Epigenomic analysis of melanoma metastatic behavior
Remco van Doorn, M.D., Ph.D.,
Leiden University Medical Centre
Most patients currently diagnosed with melanoma present at an early stage of the disease, when the prognosis after surgical removal of the primary tumor is favorable. However, a subset of patients with early melanoma lesions will develop metastatic disease. Metastasis, the spread of tumor cells from a primary tumor to distant sites, currently poses the biggest problem to melanoma treatment and is the main cause of death. Our means of identifying those patients at increased risk of metastasis, who might benefit from additional treatment are limited. This is partly due the fact that it is not well known what actually drives melanoma tumor cells to invade and spread to foreign tissues. Recent findings suggest that the capacity to metastasize is engrained and detectable in tumor cells of the primary melanoma. This study is aimed at identifying alterations in DNA methylation, a chemical modification of the molecules that carry genetic information, in metastatic melanoma. Tumor cells often harbor many DNA methylation alterations, which deregulate gene activity. We will examine whether the pattern of DNA methylation in melanomas that metastasize is different from the pattern observed in melanomas that do not metastasize. We expect to find specific molecular markers that can predict whether a primary melanoma will show metastatic spread. In addition, we will examine if and how these DNA alterations promote the metastatic behavior of melanoma tumor cells. In doing so, we hope to find new approaches to treatment by specifically targeting molecules that contribute to metastatic behavior of melanoma cells.

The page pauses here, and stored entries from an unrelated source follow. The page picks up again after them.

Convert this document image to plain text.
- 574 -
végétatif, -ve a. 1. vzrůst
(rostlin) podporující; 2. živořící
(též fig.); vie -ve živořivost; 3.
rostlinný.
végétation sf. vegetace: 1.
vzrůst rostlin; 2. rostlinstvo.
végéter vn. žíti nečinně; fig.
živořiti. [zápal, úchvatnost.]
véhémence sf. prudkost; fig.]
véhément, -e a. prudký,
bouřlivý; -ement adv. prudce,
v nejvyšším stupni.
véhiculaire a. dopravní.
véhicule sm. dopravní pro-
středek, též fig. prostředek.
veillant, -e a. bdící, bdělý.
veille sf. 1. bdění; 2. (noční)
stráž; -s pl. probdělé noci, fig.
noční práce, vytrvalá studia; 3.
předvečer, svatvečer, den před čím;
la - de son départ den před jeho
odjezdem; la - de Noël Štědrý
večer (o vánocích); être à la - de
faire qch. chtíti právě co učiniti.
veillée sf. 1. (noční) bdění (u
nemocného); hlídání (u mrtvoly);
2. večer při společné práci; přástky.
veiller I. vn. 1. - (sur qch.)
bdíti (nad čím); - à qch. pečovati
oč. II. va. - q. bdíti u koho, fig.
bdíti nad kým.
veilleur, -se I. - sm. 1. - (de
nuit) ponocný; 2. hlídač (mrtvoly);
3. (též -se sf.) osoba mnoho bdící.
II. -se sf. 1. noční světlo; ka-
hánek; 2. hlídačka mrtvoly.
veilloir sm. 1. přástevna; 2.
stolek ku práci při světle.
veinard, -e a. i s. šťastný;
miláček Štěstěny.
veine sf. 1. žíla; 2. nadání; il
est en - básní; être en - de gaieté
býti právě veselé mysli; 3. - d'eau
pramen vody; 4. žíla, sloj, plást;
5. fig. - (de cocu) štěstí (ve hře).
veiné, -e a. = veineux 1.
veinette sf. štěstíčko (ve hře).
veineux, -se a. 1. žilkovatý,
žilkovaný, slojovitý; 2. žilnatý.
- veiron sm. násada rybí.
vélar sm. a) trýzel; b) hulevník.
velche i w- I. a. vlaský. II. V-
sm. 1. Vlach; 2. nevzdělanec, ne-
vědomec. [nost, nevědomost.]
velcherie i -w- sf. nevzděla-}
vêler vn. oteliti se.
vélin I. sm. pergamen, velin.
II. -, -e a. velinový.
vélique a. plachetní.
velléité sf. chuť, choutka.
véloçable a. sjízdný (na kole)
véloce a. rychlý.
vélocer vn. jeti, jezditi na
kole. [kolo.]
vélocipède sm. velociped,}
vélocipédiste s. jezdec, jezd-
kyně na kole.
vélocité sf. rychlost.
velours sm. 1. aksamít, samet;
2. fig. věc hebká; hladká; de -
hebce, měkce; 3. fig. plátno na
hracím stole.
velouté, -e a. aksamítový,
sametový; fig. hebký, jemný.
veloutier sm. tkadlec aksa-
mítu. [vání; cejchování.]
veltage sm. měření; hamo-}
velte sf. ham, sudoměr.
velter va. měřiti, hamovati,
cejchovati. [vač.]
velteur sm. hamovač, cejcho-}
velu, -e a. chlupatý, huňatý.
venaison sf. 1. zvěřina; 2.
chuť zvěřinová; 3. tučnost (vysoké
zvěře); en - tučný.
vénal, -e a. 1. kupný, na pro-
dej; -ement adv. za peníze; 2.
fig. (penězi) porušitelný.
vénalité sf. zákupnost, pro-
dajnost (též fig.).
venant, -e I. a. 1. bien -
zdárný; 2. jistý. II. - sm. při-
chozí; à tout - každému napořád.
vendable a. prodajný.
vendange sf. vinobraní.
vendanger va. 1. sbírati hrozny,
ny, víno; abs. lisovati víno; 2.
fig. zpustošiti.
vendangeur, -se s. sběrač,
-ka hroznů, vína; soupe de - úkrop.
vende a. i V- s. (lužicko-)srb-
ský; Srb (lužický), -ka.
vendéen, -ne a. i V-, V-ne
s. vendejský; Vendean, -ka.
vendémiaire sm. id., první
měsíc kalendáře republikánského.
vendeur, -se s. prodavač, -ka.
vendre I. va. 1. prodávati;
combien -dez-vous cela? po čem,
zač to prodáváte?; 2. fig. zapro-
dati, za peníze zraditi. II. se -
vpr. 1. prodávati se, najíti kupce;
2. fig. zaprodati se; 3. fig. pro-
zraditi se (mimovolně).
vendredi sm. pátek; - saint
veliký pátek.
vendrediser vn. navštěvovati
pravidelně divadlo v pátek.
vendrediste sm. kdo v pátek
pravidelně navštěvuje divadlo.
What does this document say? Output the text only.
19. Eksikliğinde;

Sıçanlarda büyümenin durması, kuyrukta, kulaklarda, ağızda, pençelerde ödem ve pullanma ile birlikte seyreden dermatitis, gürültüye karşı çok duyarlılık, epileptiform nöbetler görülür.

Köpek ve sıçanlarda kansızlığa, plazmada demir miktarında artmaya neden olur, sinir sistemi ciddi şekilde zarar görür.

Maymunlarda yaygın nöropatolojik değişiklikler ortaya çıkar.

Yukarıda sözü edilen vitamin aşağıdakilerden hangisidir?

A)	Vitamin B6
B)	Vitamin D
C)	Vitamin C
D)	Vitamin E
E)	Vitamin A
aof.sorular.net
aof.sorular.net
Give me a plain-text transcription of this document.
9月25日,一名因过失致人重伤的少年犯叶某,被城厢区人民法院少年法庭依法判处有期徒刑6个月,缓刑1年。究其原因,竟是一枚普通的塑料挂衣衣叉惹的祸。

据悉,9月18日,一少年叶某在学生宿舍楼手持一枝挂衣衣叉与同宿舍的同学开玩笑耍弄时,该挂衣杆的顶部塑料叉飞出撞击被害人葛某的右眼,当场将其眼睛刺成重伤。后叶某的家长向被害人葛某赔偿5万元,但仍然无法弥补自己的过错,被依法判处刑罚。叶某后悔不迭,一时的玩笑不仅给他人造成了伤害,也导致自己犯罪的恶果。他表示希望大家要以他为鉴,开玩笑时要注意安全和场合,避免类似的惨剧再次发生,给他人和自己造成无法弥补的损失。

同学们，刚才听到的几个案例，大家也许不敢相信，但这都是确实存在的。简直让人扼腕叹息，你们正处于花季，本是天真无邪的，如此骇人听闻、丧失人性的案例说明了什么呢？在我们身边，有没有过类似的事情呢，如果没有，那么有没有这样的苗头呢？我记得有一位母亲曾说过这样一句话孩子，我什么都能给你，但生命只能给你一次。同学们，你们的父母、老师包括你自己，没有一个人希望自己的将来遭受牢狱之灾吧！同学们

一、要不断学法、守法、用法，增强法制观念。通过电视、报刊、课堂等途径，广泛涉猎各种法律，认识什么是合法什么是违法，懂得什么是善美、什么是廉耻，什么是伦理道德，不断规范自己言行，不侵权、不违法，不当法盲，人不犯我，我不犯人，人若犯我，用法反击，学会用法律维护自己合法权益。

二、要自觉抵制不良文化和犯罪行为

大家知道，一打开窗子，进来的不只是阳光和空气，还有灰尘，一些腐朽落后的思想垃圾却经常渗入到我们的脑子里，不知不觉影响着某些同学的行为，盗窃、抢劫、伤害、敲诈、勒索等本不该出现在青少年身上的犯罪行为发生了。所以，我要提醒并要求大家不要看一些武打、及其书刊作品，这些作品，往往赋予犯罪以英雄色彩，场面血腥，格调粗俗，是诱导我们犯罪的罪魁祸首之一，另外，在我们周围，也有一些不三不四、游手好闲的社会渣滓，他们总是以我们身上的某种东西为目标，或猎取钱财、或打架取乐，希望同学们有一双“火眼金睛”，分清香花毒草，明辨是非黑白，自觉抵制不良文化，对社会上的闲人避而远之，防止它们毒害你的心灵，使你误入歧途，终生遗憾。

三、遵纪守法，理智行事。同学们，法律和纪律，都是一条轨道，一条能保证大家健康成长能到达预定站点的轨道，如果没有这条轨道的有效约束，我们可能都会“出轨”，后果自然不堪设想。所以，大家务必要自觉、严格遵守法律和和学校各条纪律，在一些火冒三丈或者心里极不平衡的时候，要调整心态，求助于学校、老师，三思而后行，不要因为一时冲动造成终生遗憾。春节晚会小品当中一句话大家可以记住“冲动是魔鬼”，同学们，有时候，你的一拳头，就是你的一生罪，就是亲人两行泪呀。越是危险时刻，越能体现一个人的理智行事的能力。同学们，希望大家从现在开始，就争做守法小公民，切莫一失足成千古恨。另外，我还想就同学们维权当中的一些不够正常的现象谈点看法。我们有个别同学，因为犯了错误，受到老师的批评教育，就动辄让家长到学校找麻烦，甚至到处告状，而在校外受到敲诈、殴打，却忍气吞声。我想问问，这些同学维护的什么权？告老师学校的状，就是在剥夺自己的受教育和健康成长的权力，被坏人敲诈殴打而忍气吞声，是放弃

miRNA down-regulation in melanoma– Diagnostic and therapeutic implications
Stewart Rahr - MRA Young Investigator Award
Raya Leibowitz-Amit, M.D., Ph.D.,
Sheba Medical Center
Metastatic melanoma is a devastating disease with currently limited treatment options. miRNAs are small RNA species within cells that regulate gene expression. Aberrant expression of miRNAs leads to cancerous transformation, but their role in melanoma is still unknown. We have observed that many miRNAs are not expressed in malignant melanocytes in comparison to normal melanocyets. Interestingly, many of the genes encoding these miRNAs are found in very close proximity in a chromosomal region known to be implicated in differentiation and development. Indeed, some of these miRNAs were shown to suppress the growth of several cancer types but not of melanoma so far. Our preliminary results demonstrate that in some melanoma cell lines, these miRNAs are silenced because of a chromosomal deletion. Conversely, in other cell lines these miRNAs are most likely silenced by a mechanism that merely alters the chromosomal material without deleting it (termed ‘epigenetic modification’), because treatment of the cells with epigenetic modifiers restores their expression.
We plan to further investigate the mechanism and timing of miRNA silencing during melanocyte transformation. We also plan to molecularly characterize the sub-group of melanoma patients with the potential to undergo tumor suppression in response to epigenetic modifiers. Eventually, we plan to design a clinical trial evaluating the use of such agents (already approved for hematological malignancies) in this specific patient sub-group. Our translational research will hopefully yield a new treatment approach along with a novel molecular assay that predicts response, thus enlarging our therapeutic arsenal in this yet incurable disease.